A classic Georgian house built in about 1778, the former rectory stands on the site of an earlier, Jacobean rectory that was demolished by Rector John Ekins, later Dean of Salisbury, who disliked its architectural style. He is thought to have sourced the stone to build his new rectory from the demolished cathedral at Old Sarum.
With a dearth of historic country houses in the Cotswolds, buyers found value for money in south Herefordshire, where Strutt & Parker launched one of the county’s most enchanting small estates — the 120-acre Bernithan Court estate at Llangarron, near Ross-on-Wye — in March, at a guide price of £3.25m. It found a buyer in May.
With its wonderfully unspoilt main house, built in 1692 and listed Grade II*, Bernithan Court stands on the edge of picturesque Llangarron village, surrounded by a landscape described as ‘a Country of Gardens and Orchards’ by 17th-century traveller Celia Fiennes, who rode side-saddle through every county in England between 1685 and 1702.
‘Compared with 2018, it’s been a much better year for country houses in Herefordshire,’ confirms regional agent Andrew Grant, a former High Sheriff of the county. His Worcester-based firm found a buyer, at a guide of £5.5m, for the impeccably restored 18,600sq ft Haffield House, near Ledbury.
Built by Sir Robert Smirke in 1819 as ‘an unpretentious Greek Revival house’ for John Biddulph, who created the picturesque, 120-acre estate in 1813, it was launched in July 2019 and, unusually for a house of its size in the current market, sold quickly, with the deal done and dusted by November.
Things were also better in Worcestershire, where Andrew Grant found buyers for several large historic houses, including Shelsley Grange at Shelsley Beauchamp (jointly with Savills) at a guide price of £4m; Pedmore Hall near Stourbridge, at £3m; and Ripple Hall, at Ripple, on the eastern side of the Severn, 3½ miles from Upton-upon-Severn, at £2.25m.
According to the ‘Victoria History’ of the county (1913), Grade II-listed Ripple Hall was originally ‘a good half-timbered house of the type commonly built in south Worcestershire at the end of the 15th and during the 16th century’. Remodelled in the Georgian style in the 18th century, the elegant, 10,000sq ft house stands in 13¼ acres of wooded grounds and parkland next to Grade I-listed St Mary’s Church, the largest parish church in the county. Launched on the market in November 2018, it found a buyer in early May.

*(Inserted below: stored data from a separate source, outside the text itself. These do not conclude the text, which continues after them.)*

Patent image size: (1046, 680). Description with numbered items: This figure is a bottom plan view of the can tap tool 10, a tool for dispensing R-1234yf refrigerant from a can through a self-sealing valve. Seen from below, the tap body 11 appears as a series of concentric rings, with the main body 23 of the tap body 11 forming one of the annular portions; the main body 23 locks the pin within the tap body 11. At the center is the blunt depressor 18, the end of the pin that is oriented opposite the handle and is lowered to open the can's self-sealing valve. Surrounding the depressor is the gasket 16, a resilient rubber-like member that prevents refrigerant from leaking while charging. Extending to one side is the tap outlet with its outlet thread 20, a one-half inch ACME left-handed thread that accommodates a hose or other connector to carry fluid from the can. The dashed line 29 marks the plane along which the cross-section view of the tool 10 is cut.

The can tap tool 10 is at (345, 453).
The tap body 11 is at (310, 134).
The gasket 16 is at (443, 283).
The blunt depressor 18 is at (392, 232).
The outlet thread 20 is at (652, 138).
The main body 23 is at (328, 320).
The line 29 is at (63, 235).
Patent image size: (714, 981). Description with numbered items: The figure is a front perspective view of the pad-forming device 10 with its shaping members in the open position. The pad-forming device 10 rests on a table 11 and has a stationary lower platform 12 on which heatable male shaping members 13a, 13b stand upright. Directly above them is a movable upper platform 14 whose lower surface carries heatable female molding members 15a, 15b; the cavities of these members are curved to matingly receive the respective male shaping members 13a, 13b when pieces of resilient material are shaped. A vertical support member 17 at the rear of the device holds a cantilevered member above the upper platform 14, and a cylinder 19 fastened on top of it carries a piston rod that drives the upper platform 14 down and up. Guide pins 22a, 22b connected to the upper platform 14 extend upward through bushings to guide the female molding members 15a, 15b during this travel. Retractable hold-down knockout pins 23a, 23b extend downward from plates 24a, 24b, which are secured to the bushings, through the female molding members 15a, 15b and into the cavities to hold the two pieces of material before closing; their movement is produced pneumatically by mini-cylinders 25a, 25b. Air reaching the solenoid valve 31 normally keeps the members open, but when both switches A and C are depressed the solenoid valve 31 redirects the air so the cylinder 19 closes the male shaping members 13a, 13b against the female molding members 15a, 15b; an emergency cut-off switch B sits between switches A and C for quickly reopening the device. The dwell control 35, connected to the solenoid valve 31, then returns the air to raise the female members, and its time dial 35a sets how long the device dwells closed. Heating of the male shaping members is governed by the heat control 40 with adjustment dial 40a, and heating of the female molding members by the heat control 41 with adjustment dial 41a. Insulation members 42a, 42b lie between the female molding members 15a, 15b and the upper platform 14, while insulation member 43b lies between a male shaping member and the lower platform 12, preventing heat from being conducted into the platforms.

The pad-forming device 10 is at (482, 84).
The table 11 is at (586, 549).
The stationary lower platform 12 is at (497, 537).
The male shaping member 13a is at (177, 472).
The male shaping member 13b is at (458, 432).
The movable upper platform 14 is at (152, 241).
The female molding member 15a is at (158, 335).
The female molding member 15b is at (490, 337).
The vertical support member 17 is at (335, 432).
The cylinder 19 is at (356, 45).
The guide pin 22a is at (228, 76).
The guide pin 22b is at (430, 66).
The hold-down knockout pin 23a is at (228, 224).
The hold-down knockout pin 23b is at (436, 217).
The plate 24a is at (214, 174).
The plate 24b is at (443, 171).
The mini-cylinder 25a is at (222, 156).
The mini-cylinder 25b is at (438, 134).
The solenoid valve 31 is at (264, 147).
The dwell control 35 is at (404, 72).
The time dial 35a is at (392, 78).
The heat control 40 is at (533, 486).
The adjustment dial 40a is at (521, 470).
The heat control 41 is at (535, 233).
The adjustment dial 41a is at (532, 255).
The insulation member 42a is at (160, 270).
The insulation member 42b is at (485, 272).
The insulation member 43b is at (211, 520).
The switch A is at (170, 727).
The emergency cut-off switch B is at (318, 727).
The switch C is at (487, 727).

In Yorkshire, where several major sales were conducted off-market, one handsome house that broke cover was Grade II-listed Arthington Park at Arthington, near Otley.
The immaculate Georgian house (the former stable block to Arthington Hall), set in five acres of idyllic grounds, was designed by John Carr of York, also responsible for nearby Harewood House. Launched through Knight Frank in the summer of 2018, it sold in September 2019 at a guide price of £2.65m.
Perhaps the story that best illustrates the uncertainty that has bedevilled the country marketplace in recent years is that of Thieves Hollow at Prestbury, Cheshire, a splendid Arts-and-Crafts ‘butterfly’ country house, designed by the Victorian architect Thomas Worthington and set in 10 acres of beautifully laid-out gardens and grounds.
William Saunders of Jackson-Stops in Alderley Edge had been marketing the house on and off at a guide price of £3.995m for a couple of years, when the owners withdrew it from sale in November 2017. A year or so later, Mr Saunders was dealing with house-hunters looking at other properties in the area when Thieves Hollow came to mind.
After seeing the brochure, and eventually viewing the house, the buyers — a local family with young children who wanted to stay in the area — liked it and bought it privately last February. As every agent in the know will say, ‘good things come to those who wait’.